Photo Courtesy of Los Angeles Public Library photo collection.

In California, it’s unconstitutional to build a publicly-funded low-income rental housing project unless it has been approved by the voters of the community in which the project is located.

Really.

It’s right there in Article 34 of the California Constitution. How can that be? Affordable housing projects get built all the time  without being placed on a ballot, right?

To answer that question we have to go back to 1950 when Article 34 was approved by voters as Proposition 10.  After it passed, opponents tried challenging it in court on Equal Protection grounds.  But it was upheld by the United States Supreme Count in James v. Valtierra, 402 US 137 (1971).  The Court found that the requirement to hold a referendum was in itself not discriminatory because referenda could also be required for other types of projects, not just low-income housing projects.

It was not the US Supreme Court’s best day.

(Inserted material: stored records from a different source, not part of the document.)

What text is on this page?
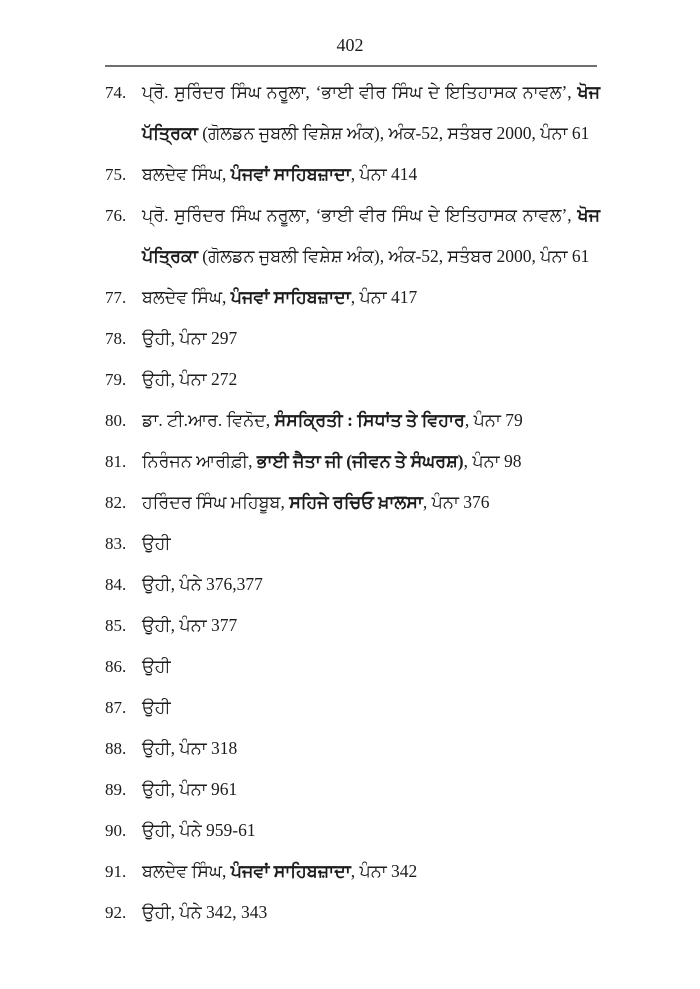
402
74. ਪ੍ਰੋ. ਸੁਰਿੰਦਰ ਸਿੰਘ ਨਰੂਲਾ, ‘ਭਾਈ ਵੀਰ ਸਿੰਘ ਦੇ ਇਤਿਹਾਸਕ ਨਾਵਲ’, ਖੋਜ
ਪੱਤ੍ਰਿਕਾ (ਗੋਲਡਨ ਜੁਬਲੀ ਵਿਸ਼ੇਸ਼ ਅੰਕ), ਅੰਕ-52, ਸਤੰਬਰ 2000, ਪੰਨਾ 61
75. ਬਲਦੇਵ ਸਿੰਘ, ਪੰਜਵਾਂ ਸਾਹਿਬਜ਼ਾਦਾ, ਪੰਨਾ 414
76. ਪ੍ਰੋ. ਸੁਰਿੰਦਰ ਸਿੰਘ ਨਰੂਲਾ, ‘ਭਾਈ ਵੀਰ ਸਿੰਘ ਦੇ ਇਤਿਹਾਸਕ ਨਾਵਲ’, ਖੋਜ
ਪੱਤ੍ਰਿਕਾ (ਗੋਲਡਨ ਜੁਬਲੀ ਵਿਸ਼ੇਸ਼ ਅੰਕ), ਅੰਕ-52, ਸਤੰਬਰ 2000, ਪੰਨਾ 61
77. ਬਲਦੇਵ ਸਿੰਘ, ਪੰਜਵਾਂ ਸਾਹਿਬਜ਼ਾਦਾ, ਪੰਨਾ 417
78. ਉਹੀ, ਪੰਨਾ 297
79. ਉਹੀ, ਪੰਨਾ 272
80. ਡਾ. ਟੀ.ਆਰ. ਵਿਨੋਦ, ਸੰਸਕ੍ਰਿਤੀ : ਸਿਧਾਂਤ ਤੇ ਵਿਹਾਰ, ਪੰਨਾ 79
81. ਨਿਰੰਜਨ ਆਰੀਫ਼ੀ, ਭਾਈ ਜੈਤਾ ਜੀ (ਜੀਵਨ ਤੇ ਸੰਘਰਸ਼), ਪੰਨਾ 98
82. ਹਰਿੰਦਰ ਸਿੰਘ ਮਹਿਬੂਬ, ਸਹਿਜੇ ਰਚਿਓ ਖ਼ਾਲਸਾ, ਪੰਨਾ 376
83. ਉਹੀ
84. ਉਹੀ, ਪੰਨੇ 376,377
85. ਉਹੀ, ਪੰਨਾ 377
86. ਉਹੀ
87. ਉਹੀ
88. ਉਹੀ, ਪੰਨਾ 318
89. ਉਹੀ, ਪੰਨਾ 961
90. ਉਹੀ, ਪੰਨੇ 959-61
91. ਬਲਦੇਵ ਸਿੰਘ, ਪੰਜਵਾਂ ਸਾਹਿਬਜ਼ਾਦਾ, ਪੰਨਾ 342
92. ਉਹੀ, ਪੰਨੇ 342, 343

So the law stands. But how do affordable housing projects get approved without such a vote?  The answer lies in the fact that the original Proposition 10 did not define the term “low-income rental project.”  Thus, the Legislature had to define the term.  The statute defines the term to mean a project where at least 49% of the projects will be affordable.  See California Health & Safety Code § 37000.   This means that when public funding is made available to an affordable housing project, the developer is only required to assure that slightly less than half of the projects are affordable.

But most projects do not rely solely on public funding. They incorporate funding from a number of sources.  And affordable housing developers typically exercise their discretion as property owners to offer all of the units at affordable rents.

While this workaround allows affordable housing projects to house a greater number of low-income households, it’s not without its costs.  Basic compliance with Article 34 can cost affordable housing developers between $10,000 and $80,000, and can add as much as 15% to the cost of building each unit.

But let’s not lose sight of the fact that it is flat out discriminatory.

Fortunately, voters will be able to address this wrong in November.  Last year, the Legislature passed SCA 2, by Senator Ben Allen, which places a measure to repeal Article 34 on the November ballot. Because the language was originally adopted by as an initiative, it also must be appealed by the initiative process.

Senator Scott Wiener has called Article 34 ” a scar on the California Constitution designed to keep people of color and poor people out of certain neighborhoods.”  It should be repealed.